Don’t add it in secondary…add it to taste at packaging. That way there’s no guessing.
Sounds like a great idea. Any tips on avoiding oxidation when mixing extract, corn sugar and beer? I usually add the corn sugar “solution” to the bottling bucket, then add my beer on top. I’ve never added anything at bottling other than corn sugar and water. I don’t like to stir it a lot.
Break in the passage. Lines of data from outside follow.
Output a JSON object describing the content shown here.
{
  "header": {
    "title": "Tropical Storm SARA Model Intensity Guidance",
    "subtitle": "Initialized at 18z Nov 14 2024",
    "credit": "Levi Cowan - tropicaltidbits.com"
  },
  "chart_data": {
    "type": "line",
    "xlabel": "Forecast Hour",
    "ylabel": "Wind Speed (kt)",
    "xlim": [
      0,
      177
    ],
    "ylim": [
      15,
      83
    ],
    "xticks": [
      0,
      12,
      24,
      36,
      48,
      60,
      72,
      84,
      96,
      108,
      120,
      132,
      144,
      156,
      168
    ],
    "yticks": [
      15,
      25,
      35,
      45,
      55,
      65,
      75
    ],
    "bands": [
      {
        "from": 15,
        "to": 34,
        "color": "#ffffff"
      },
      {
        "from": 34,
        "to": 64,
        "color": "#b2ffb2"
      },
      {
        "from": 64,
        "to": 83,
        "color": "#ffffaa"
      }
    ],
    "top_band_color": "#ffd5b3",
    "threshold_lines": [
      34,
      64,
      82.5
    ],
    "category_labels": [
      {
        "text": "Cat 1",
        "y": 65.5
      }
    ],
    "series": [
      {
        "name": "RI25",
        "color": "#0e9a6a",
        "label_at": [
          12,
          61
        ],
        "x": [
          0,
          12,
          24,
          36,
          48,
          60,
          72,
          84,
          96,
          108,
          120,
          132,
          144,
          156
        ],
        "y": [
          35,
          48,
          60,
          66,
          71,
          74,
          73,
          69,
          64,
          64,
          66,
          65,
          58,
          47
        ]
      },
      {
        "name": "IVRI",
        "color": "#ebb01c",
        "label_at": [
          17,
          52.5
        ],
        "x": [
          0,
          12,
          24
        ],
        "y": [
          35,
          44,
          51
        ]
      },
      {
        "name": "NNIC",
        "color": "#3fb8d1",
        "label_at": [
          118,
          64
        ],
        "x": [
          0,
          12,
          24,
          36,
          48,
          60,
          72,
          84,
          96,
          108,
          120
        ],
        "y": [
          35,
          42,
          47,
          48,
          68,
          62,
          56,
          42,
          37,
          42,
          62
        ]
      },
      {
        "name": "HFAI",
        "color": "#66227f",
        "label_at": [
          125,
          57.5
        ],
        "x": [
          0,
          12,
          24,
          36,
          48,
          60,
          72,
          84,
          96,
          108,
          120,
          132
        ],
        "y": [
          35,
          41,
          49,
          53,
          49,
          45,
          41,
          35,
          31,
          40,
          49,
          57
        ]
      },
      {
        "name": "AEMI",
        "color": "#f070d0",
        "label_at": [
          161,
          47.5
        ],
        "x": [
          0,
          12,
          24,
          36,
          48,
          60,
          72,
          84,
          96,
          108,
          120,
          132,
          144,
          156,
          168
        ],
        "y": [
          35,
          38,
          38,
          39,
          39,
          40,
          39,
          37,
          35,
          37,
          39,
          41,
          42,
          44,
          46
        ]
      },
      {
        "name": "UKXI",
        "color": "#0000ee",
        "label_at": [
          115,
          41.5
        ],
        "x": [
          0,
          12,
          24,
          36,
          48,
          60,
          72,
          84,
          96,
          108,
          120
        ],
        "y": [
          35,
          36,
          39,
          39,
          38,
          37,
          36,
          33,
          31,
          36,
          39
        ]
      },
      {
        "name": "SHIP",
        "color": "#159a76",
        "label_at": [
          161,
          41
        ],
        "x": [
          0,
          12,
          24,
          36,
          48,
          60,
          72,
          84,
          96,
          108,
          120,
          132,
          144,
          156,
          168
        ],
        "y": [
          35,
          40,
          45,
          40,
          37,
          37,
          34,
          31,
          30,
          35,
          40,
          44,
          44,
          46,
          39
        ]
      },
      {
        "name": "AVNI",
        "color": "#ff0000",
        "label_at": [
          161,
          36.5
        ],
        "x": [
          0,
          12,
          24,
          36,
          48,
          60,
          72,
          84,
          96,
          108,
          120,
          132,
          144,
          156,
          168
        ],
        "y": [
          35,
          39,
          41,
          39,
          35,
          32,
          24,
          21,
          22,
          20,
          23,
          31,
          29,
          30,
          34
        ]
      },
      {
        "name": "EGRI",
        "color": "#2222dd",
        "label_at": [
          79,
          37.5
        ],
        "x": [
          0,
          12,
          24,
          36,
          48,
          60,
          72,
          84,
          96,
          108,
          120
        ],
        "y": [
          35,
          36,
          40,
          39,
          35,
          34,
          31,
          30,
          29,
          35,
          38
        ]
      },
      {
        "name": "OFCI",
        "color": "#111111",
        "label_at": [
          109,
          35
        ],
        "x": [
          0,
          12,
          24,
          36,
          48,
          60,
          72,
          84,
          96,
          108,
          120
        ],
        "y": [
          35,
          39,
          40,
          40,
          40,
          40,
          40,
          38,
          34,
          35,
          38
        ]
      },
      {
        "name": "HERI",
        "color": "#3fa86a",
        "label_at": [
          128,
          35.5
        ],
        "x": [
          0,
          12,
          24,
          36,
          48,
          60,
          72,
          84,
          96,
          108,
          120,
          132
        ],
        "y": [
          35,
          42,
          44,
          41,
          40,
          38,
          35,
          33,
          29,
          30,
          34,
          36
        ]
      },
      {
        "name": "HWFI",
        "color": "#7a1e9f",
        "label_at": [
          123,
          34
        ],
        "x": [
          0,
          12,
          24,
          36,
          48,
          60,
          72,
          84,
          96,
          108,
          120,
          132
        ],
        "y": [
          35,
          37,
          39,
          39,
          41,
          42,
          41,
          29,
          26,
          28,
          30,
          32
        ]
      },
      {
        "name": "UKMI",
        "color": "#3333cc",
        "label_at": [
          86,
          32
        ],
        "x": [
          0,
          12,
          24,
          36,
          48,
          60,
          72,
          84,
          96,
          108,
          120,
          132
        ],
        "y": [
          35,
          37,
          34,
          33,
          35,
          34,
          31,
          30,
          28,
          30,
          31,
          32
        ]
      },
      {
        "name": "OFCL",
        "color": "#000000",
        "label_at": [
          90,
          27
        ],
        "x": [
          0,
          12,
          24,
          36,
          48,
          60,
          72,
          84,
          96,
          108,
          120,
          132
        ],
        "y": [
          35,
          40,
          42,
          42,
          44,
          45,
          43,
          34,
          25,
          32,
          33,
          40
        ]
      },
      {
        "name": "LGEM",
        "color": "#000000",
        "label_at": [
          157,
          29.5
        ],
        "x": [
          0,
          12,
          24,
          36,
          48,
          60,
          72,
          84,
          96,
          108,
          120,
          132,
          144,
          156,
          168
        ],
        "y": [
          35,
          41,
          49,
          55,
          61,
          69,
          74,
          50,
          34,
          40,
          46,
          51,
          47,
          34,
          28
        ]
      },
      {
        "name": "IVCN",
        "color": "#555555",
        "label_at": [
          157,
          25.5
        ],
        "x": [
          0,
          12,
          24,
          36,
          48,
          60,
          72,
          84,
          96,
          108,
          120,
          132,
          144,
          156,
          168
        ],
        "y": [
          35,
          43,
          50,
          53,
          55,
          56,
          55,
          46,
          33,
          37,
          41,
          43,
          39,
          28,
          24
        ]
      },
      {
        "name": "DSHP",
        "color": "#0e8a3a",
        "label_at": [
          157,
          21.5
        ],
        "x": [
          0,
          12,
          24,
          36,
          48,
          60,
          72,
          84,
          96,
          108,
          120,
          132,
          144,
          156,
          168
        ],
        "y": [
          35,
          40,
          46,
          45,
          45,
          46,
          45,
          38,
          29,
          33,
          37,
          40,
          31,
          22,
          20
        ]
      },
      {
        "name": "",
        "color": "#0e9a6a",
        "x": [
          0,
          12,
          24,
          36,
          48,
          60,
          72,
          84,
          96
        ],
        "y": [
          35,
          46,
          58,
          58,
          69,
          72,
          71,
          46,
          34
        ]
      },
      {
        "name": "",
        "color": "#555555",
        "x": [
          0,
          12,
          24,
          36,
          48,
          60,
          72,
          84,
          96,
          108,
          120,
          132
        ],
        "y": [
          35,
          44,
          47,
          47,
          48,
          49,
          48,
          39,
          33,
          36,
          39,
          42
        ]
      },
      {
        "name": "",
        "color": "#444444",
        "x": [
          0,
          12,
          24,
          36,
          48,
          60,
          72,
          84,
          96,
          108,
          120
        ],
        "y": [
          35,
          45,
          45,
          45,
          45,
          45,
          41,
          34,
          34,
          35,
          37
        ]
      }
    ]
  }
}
I can’t imagine any more oxidation occurring with your extract beyond that of the priming sugar addition. Both should have the oxygen boiled off for the most part, so the oxidation would come from the open mixing. Bottle conditioning uses some oxygen so you should be OK. Also, I do agree with Denny that adding to taste at packaging time is the only way to be sure the amount gives you what you want.
You can add it when you add your corn sugar solution. Here’s what I do…pour 4 2 oz. samples of the beer before you rack to your bottling bucket. Dose each with a different, measured amount of your extract. Determine which you like best and scale that amount of extract up to your batch size. Then you can add before racking.